Senate Intelligence Committee Chairman Richard Burr (R-N.C.) moved this week to retrieve copies of the committee’s 2014 secret report on the CIA’s brutal detention and interrogation program from federal agencies and return them to Congress.
By late Friday, most of the copies known to have been distributed had been returned to the committee, including by the CIA and its inspector general’s office, the director of national intelligence, and the State Department. At least one remains sealed in federal court, while Justice and the Defense Department each retain a copy.
A copy is also held by the National Archives among former president Barack Obama’s papers.
The report, five years in the making, detailed secret detention and interrogation procedures carried out on terrorism suspects by the CIA between 2001 and 2006. Among other things, it charged the agency with brutal treatment, mismanagement, and concealing information about the program. Committee Republicans had declined to participate in the investigation, charging that it was politically motivated.
While a 500-page, redacted summary was eventually released, the bulk of the report remains classified.
Burr’s order to collect copies of the 6,700-page document came weeks after the Supreme Court refused to hear an appeal from the American Civil Liberties Union for the executive branch to release the full report, ending a two-year legal battle.
Democrats cried foul, charging that Burr intends to bury the document and ensure that it is never released.
Sen. Dianne Feinstein (D-Calif.), who chaired the committee when it was written, said Burr’s intent in collecting copies of what she called “the torture report” was to “erase history” and make sure the document would not be read by current and future officials.
The purpose of the highly critical report was “to learn from past mistakes and ensure that these abuses are never again repeated,” Sen. Mark R. Warner (D-Va.), now the committee’s senior Democrat, said in a statement. A Warner aide said the senator had not been informed of Burr’s directive in advance and that he disagreed with it.
A senior Trump administration official said the matter was between Congress and the courts. “Once the court ruled that the document was rightfully Congress’s, and Congress had asked for its material back, we felt it was appropriate” for executive branch departments to return it, said the official, who was not authorized to comment publicly on the issue and spoke on the condition of anonymity.
Burr first called for the copies to be returned in early 2015, after Republicans won control of the Senate and he became committee chairman, but retrieval was frozen by the ongoing court case.
In a statement issued by his office Friday, Burr said that in light of court rulings, he had now “directed my staff to retrieve copies of the Congressional study that remain with the Executive Branch agencies and, as the Committee does with all classified and compartmented information, will enact the necessary measures to protect the sensitive sources and methods contained within the report.”
Hina Shamsi, director of the ACLU National Security Project, said: “It would be a travesty for agencies to return the CIA torture report instead of reading and learning from it, as senators intended. The landmark investigative report documents horrific abuses and also details of CIA lies to the White House, Congress, the courts, and the public about its torture program.”

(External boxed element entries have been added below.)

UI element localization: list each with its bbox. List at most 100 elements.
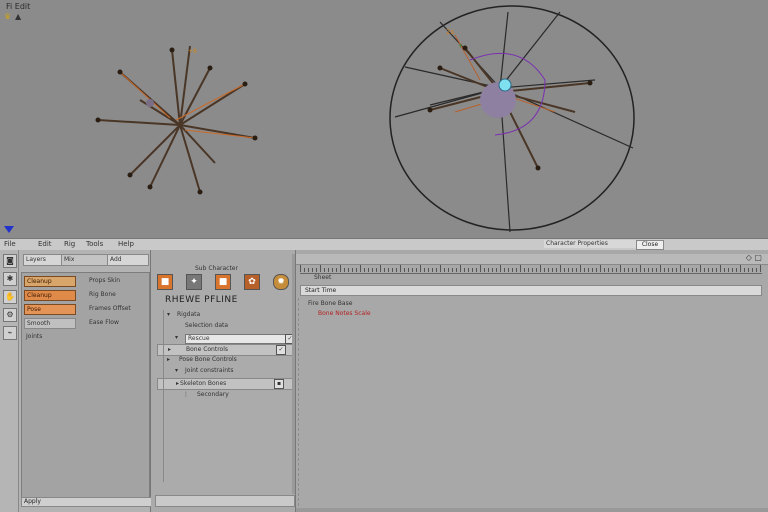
layers-tab[interactable]: Layers <box>23 254 63 266</box>
menu-help[interactable]: Help <box>118 240 134 248</box>
tree-row[interactable]: ▾ Rigdata <box>157 310 293 320</box>
ruler-tick <box>748 268 749 272</box>
layer-value: Frames Offset <box>89 305 131 312</box>
menu-edit[interactable]: Edit <box>38 240 52 248</box>
timeline-grid[interactable] <box>298 298 761 506</box>
bone-tool-icon[interactable]: ✦ <box>186 274 202 290</box>
ruler-tick <box>488 268 489 272</box>
bone-icon[interactable]: ⌁ <box>3 326 17 340</box>
ruler-tick <box>756 268 757 272</box>
ruler-tick <box>400 265 401 272</box>
ruler-tick <box>312 268 313 272</box>
hand-icon[interactable]: ✋ <box>3 290 17 304</box>
ruler-tick <box>484 268 485 272</box>
visibility-checkbox[interactable]: ✓ <box>276 345 286 355</box>
gear-icon[interactable]: ⚙ <box>3 308 17 322</box>
ruler-tick <box>660 265 661 272</box>
tree-row[interactable]: ▸ Skeleton Bones ▪ <box>157 378 295 390</box>
rescue-field[interactable]: Rescue <box>185 334 287 344</box>
ruler-tick <box>616 268 617 272</box>
panel-scrollbar[interactable] <box>292 254 295 494</box>
menu-tools[interactable]: Tools <box>86 240 103 248</box>
ruler-tick <box>736 268 737 272</box>
ruler-tick <box>368 268 369 272</box>
ruler-tick <box>516 268 517 272</box>
ruler-tick <box>724 268 725 272</box>
ruler-tick <box>404 268 405 272</box>
list-item[interactable]: Pose Frames Offset <box>23 303 148 315</box>
character-panel: Sub Character ■ ✦ ■ ✿ ✹ RHEWE PFLINE ▾ R… <box>151 250 296 512</box>
timeline-controls[interactable]: ◇ ▢ <box>746 253 762 262</box>
ruler-tick <box>720 265 721 272</box>
skeleton-checkbox[interactable]: ▪ <box>274 379 284 389</box>
tree-row[interactable]: ▸ Pose Bone Controls <box>157 355 293 365</box>
ruler-tick <box>700 265 701 272</box>
timeline-scrollbar[interactable] <box>296 508 768 512</box>
viewport-title: Fi Edit <box>6 2 31 11</box>
ruler-tick <box>324 268 325 272</box>
ruler-tick <box>572 268 573 272</box>
scene-canvas[interactable]: +8 2s + <box>0 0 768 238</box>
tree-label: Skeleton Bones <box>180 380 227 387</box>
add-tab[interactable]: Add <box>107 254 149 266</box>
cone-icon[interactable]: ▲ <box>15 13 23 21</box>
ruler-tick <box>456 268 457 272</box>
menu-rig[interactable]: Rig <box>64 240 75 248</box>
trophy-icon[interactable]: ♛ <box>4 13 12 21</box>
ruler-tick <box>704 268 705 272</box>
ruler-tick <box>520 265 521 272</box>
ruler-tick <box>528 268 529 272</box>
ruler-tick <box>544 268 545 272</box>
camera-icon[interactable]: ◙ <box>3 254 17 268</box>
ruler-tick <box>380 265 381 272</box>
tree-row[interactable]: Selection data <box>157 321 293 331</box>
ruler-tick <box>452 268 453 272</box>
settings-icon[interactable]: ✹ <box>273 274 289 290</box>
list-item[interactable]: Joints <box>23 331 148 343</box>
ruler-tick <box>468 268 469 272</box>
list-item[interactable]: Cleanup Props Skin <box>23 275 148 287</box>
ruler-tick <box>628 268 629 272</box>
status-close-button[interactable]: Close <box>636 240 664 250</box>
rig-icon[interactable]: ✱ <box>3 272 17 286</box>
menu-file[interactable]: File <box>4 240 16 248</box>
timeline-ruler[interactable] <box>300 265 762 274</box>
ruler-tick <box>436 268 437 272</box>
apply-button[interactable]: Apply <box>21 497 152 507</box>
track-row[interactable]: Fire Bone Base <box>308 300 352 307</box>
ruler-tick <box>728 268 729 272</box>
timeline-search-field[interactable]: Start Time <box>300 285 762 296</box>
right-rig[interactable]: 2s + <box>389 5 635 233</box>
ruler-tick <box>640 265 641 272</box>
character-icon[interactable]: ■ <box>157 274 173 290</box>
svg-text:+8: +8 <box>188 48 197 55</box>
ruler-tick <box>420 265 421 272</box>
track-row[interactable]: Bone Notes Scale <box>318 310 371 317</box>
ruler-tick <box>416 268 417 272</box>
list-item[interactable]: Cleanup Rig Bone <box>23 289 148 301</box>
ruler-tick <box>308 268 309 272</box>
skin-icon[interactable]: ■ <box>215 274 231 290</box>
ruler-tick <box>692 268 693 272</box>
ruler-tick <box>536 268 537 272</box>
tree-row[interactable]: ⋮ Secondary <box>157 390 293 400</box>
ruler-tick <box>424 268 425 272</box>
ruler-tick <box>460 265 461 272</box>
mix-tab[interactable]: Mix <box>61 254 109 266</box>
3d-viewport[interactable]: +8 2s + Fi Edit ♛ ▲ <box>0 0 768 238</box>
ruler-tick <box>656 268 657 272</box>
ruler-tick <box>440 265 441 272</box>
ruler-tick <box>376 268 377 272</box>
ruler-tick <box>564 268 565 272</box>
ruler-tick <box>760 265 761 272</box>
pose-icon[interactable]: ✿ <box>244 274 260 290</box>
tree-row[interactable]: ▾ Rescue ✓ <box>157 333 295 344</box>
ruler-tick <box>344 268 345 272</box>
list-item[interactable]: Smooth Ease Flow <box>23 317 148 329</box>
ruler-tick <box>688 268 689 272</box>
left-rig[interactable] <box>97 45 256 193</box>
ruler-tick <box>328 268 329 272</box>
timeline-panel: ◇ ▢ Start Time Sheet Fire Bone Base Bone… <box>296 250 768 512</box>
ruler-tick <box>492 268 493 272</box>
tree-row[interactable]: ▾ Joint constraints <box>157 366 293 376</box>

Congress is not subject to the Freedom of Information Act, but distribution of the report to federal agencies provided an opening for FOIA requests for its declassification and release. In 2013, after a first version of the document was completed, the ACLU filed a federal FOIA case against the CIA, the DNI and the Justice, State and Defense departments.
The suit was renewed in 2014, after the report was updated with the CIA’s critical response to it. A declassified summary was released that year, with the support of Burr and several other Republicans. Obama said he backed the summary release because “one of the strengths that makes America exceptional is our willingness to openly confront our past, face our imperfections, make changes and do better.”
But the Obama administration continued to contest the FOIA case, arguing that the full document belonged to Congress and not to the executive branch. The District of Columbia federal court eventually agreed; the ACLU also lost a subsequent appeal.
In April, the Supreme Court denied an ACLU petition to hear the case.